Voinovich offers workforce improvement bill
Proposal would mandate managerial training and rigorous employee performance reviews
Sen. George Voinovich (R-Ohio) introduced a bill June 13 that requires more rigorous performance appraisals of federal employees. The Federal Workforce Performance Appraisal and Management Improvement Act would ease the transition to pay-for-performance systems governmentwide, he said.
“By instituting a more rigorous performance management standard on top of the current General Schedule [pay system], I am optimistic this will cause less anxiety among federal employees,” Voinovich said.
As chairman of the Homeland Security and Governmental Affairs Committee’s Oversight of Government Management, the Federal Workforce and the District of Columbia Subcommittee, Voinovich supports pay-for-performance reforms.

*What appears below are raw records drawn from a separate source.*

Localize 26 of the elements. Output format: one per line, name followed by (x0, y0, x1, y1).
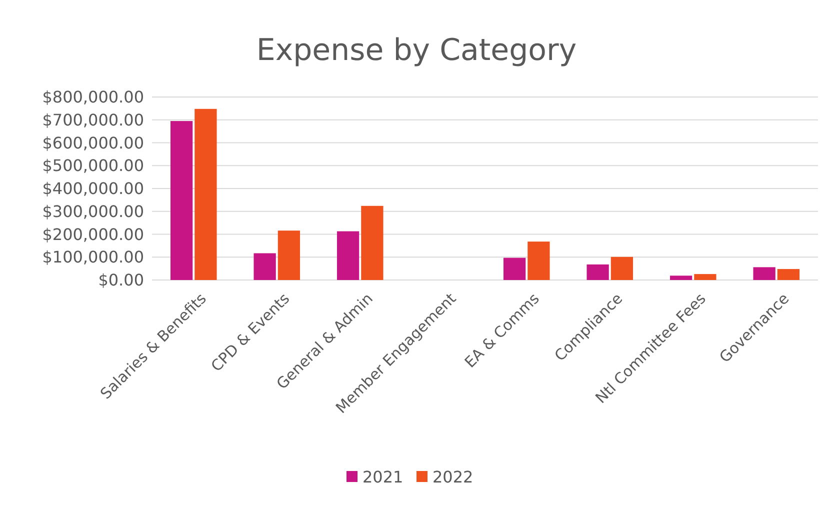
y-tick-label: $400,000.00 (42, 179, 144, 198)
y-tick-label: $200,000.00 (42, 224, 144, 244)
y-tick-label: $600,000.00 (42, 133, 144, 152)
legend-label: 2021 (362, 468, 404, 487)
bar (278, 230, 300, 280)
y-tick-label: $100,000.00 (42, 248, 144, 267)
bar (170, 121, 193, 280)
y-tick-label: $500,000.00 (42, 156, 144, 176)
bar (586, 264, 609, 280)
bar (777, 269, 800, 280)
bar (694, 274, 716, 280)
bar (336, 231, 360, 280)
y-tick-label: $700,000.00 (42, 110, 144, 130)
bar (670, 276, 692, 280)
bar (528, 242, 550, 280)
bar (254, 253, 276, 280)
bar (753, 267, 776, 280)
chart-title: Expense by Category (256, 33, 577, 68)
y-tick-label: $300,000.00 (42, 202, 144, 221)
y-tick-label: $0.00 (98, 270, 144, 290)
y-tick-label: $800,000.00 (42, 88, 144, 107)
legend-label: 2022 (432, 468, 474, 487)
bar (361, 206, 384, 280)
bar (503, 258, 526, 280)
bar (194, 108, 217, 280)
bar (610, 256, 634, 280)
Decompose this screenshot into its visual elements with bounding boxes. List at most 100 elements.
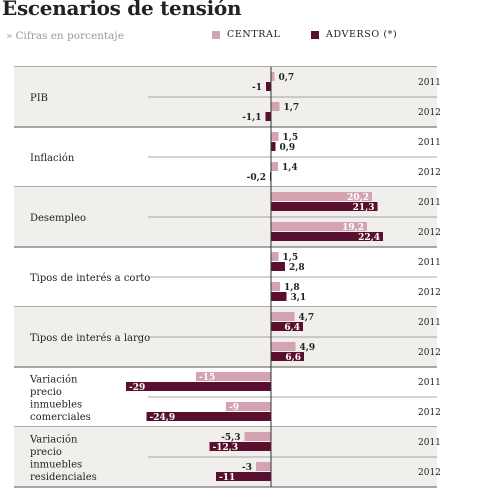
bar-central (271, 312, 295, 321)
data-label-central: 0,7 (279, 73, 295, 83)
category-label-line: precio (30, 387, 62, 398)
category-label-desempleo: Desempleo (30, 213, 86, 224)
data-label-central: -9 (229, 403, 239, 413)
bar-adverso (216, 472, 271, 481)
data-label-central: 1,8 (284, 283, 300, 293)
subtitle-text: Cifras en porcentaje (15, 30, 124, 42)
year-label: 2011 (418, 438, 441, 448)
data-label-adverso: -1 (252, 83, 262, 93)
data-label-adverso: 21,3 (353, 203, 375, 213)
bar-adverso (271, 232, 383, 241)
bar-adverso (209, 442, 271, 451)
category-label-line: inmuebles (30, 459, 82, 470)
category-label-line: Variación (29, 374, 78, 385)
legend-label-adverso: ADVERSO (*) (326, 29, 398, 40)
data-label-central: 20,2 (347, 193, 369, 203)
year-label: 2011 (418, 258, 441, 268)
data-label-adverso: -12,3 (213, 443, 239, 453)
data-label-central: -3 (242, 463, 252, 473)
bar-central (256, 462, 271, 471)
data-label-adverso: -29 (129, 383, 145, 393)
data-label-adverso: 2,8 (289, 263, 305, 273)
year-label: 2011 (418, 138, 441, 148)
data-label-central: 1,5 (283, 133, 299, 143)
bar-central (196, 372, 271, 381)
year-label: 2012 (418, 408, 441, 418)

But with the new bill, Voinovich signaled his support for less drastic changes than those the Bush administration proposed in its Working for America Act. No lawmaker has yet agreed to sponsor the administration’s bill.
“Instead of taking one giant bite at the apple, I believe it will be easier for federal agencies to implement enhanced employee appraisals first,” Voinovich said.
If lawmakers pass the Voinovich bill, federal workers would be subject to annual written performance evaluations by their managers. Under the legislation, federal managers would undergo mandatory training to learn how to evaluate employee contributions to the agency’s strategic goals. Managers and employees would work together to develop performance metrics. A provision would allow managers to dock annual pay increases and limit some raises of poorly performing workers.
Linda Springer, director of the Office of Personnel Management, said she supports Voinovich’s bill as a first step toward reforms to make pay commensurate with job performance rather than length of federal service. “This legislation will help achieve this goal by requiring managers to receive the training necessary to make sound, objective judgments on employee performance,” Springer said.
Previous federal pay-for-performance initiatives remain mired in court battles, and some critics say Voinovich’s bill only adds another layer of bureaucracy. The National Treasury Employees Union and other federal employee unions have lambasted federal pay-for-performance initiatives and sued the Homeland Security Department over labor relations provisions in the department’s new MaxHR pay-for-performance system.
“The proposed legislation fails to recognize that agencies already have a number of flexibilities available to reward good performers and deal with poor performers,” said Colleen Kelley, NTEU’s president. “NTEU would support efforts to get agencies to actually use these flexibilities and any necessary resources.”
Voinovich said one of the mistakes DHS made with MaxHR was to allow continuing negotiations rather than opt for final arbitration, which would have forced the unions to place their issues on the table. “Had we done it that way, I don’t think we’d be in court,” Voinovich said last month at an event sponsored by the Council for Excellence in Government, a nonprofit group that promotes government performance.
Other recent efforts to implement federal pay-for-performance systems have had little success and met great resistance from workers and unions. The National Security Personnel System, the Defense Department’s new pay-for-performance system, suffered major setbacks in court. DOD was forced to scale back its initial deployment of NSPS at the end of April from 65,000 civilian employees to 11,000.
A new pay system at the Government Accountability Office has drawn criticism internally and from some pay-for-performance advocacy groups for not having proper evaluation metrics. GAO found that it was paying too much to midcareer workers who had all been rated above average or higher and overdrawing the pay pool.